To Intervene or Not to Intervene?
“I’ve not made a decision,” President Barack Obama told Judy Woodruff and Gwen Ifill of the PBS NewsHour. “I have gotten options from our military, had extensive discussions with my national security team.”
The president was answering a question about how he intends to proceed in response to an alleged chemical weapons attack on civilians by the regime of President Bashar al-Assad of Syria.
Well, no hurry. Peter Drucker liked to point out that effective executives make very few decisions, and ideally only after considerable thought and deliberation. This was something he saw epitomized in the management of Alfred Sloan at General Motors, as Drucker recounted in Adventures of a Bystander. “If a decision comes up to my level, it had better take a lot of time,” Sloan told Drucker. “We make very few decisions, Mr. Drucker; no one can make many and make them right.”
Drucker also stressed that a key part of making an effective decision is understanding what it’s fundamentally about. There are of course many contentious questions that could be raised concerning intervention in Syria—how the decision process should work, what role the legislative branch should play, what role humanitarian military actions should play in the world, to name just a few—but few are more fundamental than the simple question of what the decision to intervene is about.
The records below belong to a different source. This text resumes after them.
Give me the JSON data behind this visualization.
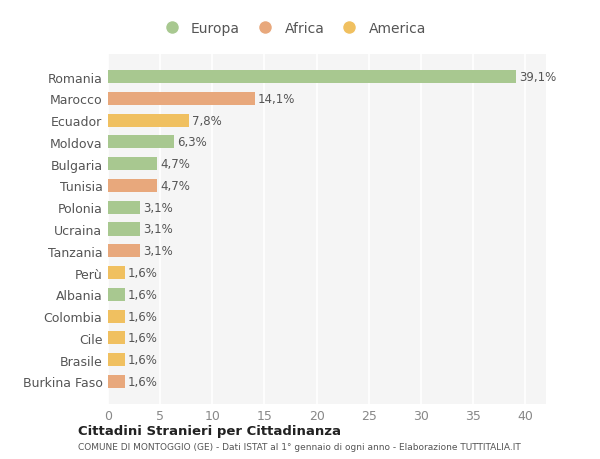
{
  "categories": [
    "Burkina Faso",
    "Brasile",
    "Cile",
    "Colombia",
    "Albania",
    "Perù",
    "Tanzania",
    "Ucraina",
    "Polonia",
    "Tunisia",
    "Bulgaria",
    "Moldova",
    "Ecuador",
    "Marocco",
    "Romania"
  ],
  "values": [
    1.6,
    1.6,
    1.6,
    1.6,
    1.6,
    1.6,
    3.1,
    3.1,
    3.1,
    4.7,
    4.7,
    6.3,
    7.8,
    14.1,
    39.1
  ],
  "labels": [
    "1,6%",
    "1,6%",
    "1,6%",
    "1,6%",
    "1,6%",
    "1,6%",
    "3,1%",
    "3,1%",
    "3,1%",
    "4,7%",
    "4,7%",
    "6,3%",
    "7,8%",
    "14,1%",
    "39,1%"
  ],
  "colors": [
    "#e8a87c",
    "#f0c060",
    "#f0c060",
    "#f0c060",
    "#a8c890",
    "#f0c060",
    "#e8a87c",
    "#a8c890",
    "#a8c890",
    "#e8a87c",
    "#a8c890",
    "#a8c890",
    "#f0c060",
    "#e8a87c",
    "#a8c890"
  ],
  "legend_labels": [
    "Europa",
    "Africa",
    "America"
  ],
  "legend_colors": [
    "#a8c890",
    "#e8a87c",
    "#f0c060"
  ],
  "title": "Cittadini Stranieri per Cittadinanza",
  "subtitle": "COMUNE DI MONTOGGIO (GE) - Dati ISTAT al 1° gennaio di ogni anno - Elaborazione TUTTITALIA.IT",
  "xlim": [
    0,
    42
  ],
  "xticks": [
    0,
    5,
    10,
    15,
    20,
    25,
    30,
    35,
    40
  ],
  "bg_color": "#ffffff",
  "plot_bg_color": "#f5f5f5",
  "grid_color": "#ffffff",
  "bar_height": 0.6,
  "label_fontsize": 8.5,
  "tick_fontsize": 9,
  "legend_fontsize": 10
}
Some commentators say that taking military action against Syria is about how to preserve U.S. credibility. Others say it is about how best to protect innocent civilians. Others say it is about how best to uphold international norms. So which is it?
“The most important part of the effective decision is to ask: What is the decision really about?” Drucker wrote in Managing the Nonprofit Organization. “Very rarely is a decision about what it seems to be about. That’s usually a symptom.”
Drucker cited the example of a college that was forced to cut its programs in response to a budget crunch. Because the decision was seen as a financial one, it set off a civil war among the faculty over what to cut. What caused hostilities to subside was a board member who noted that the decision was in truth about whether to be a college that emphasized continuing education for adults or teaching the young. “Suddenly it became clear why people had been so hot under the collar,” Drucker wrote. “The decision was not about the budget but about the future of American higher education and the university’s role in it, and this is something on which good people should disagree.”
That is why Sloan stuck so doggedly to defining the decision at hand. Drucker recalled, “After every meeting, no matter how many he attended, [Sloan] wrote a letter or memorandum in which he identified the key question and asked, ‘Is this what the decision is all about?’”
What do you think Obama’s decision—to intervene in Syria or not—is fundamentally about?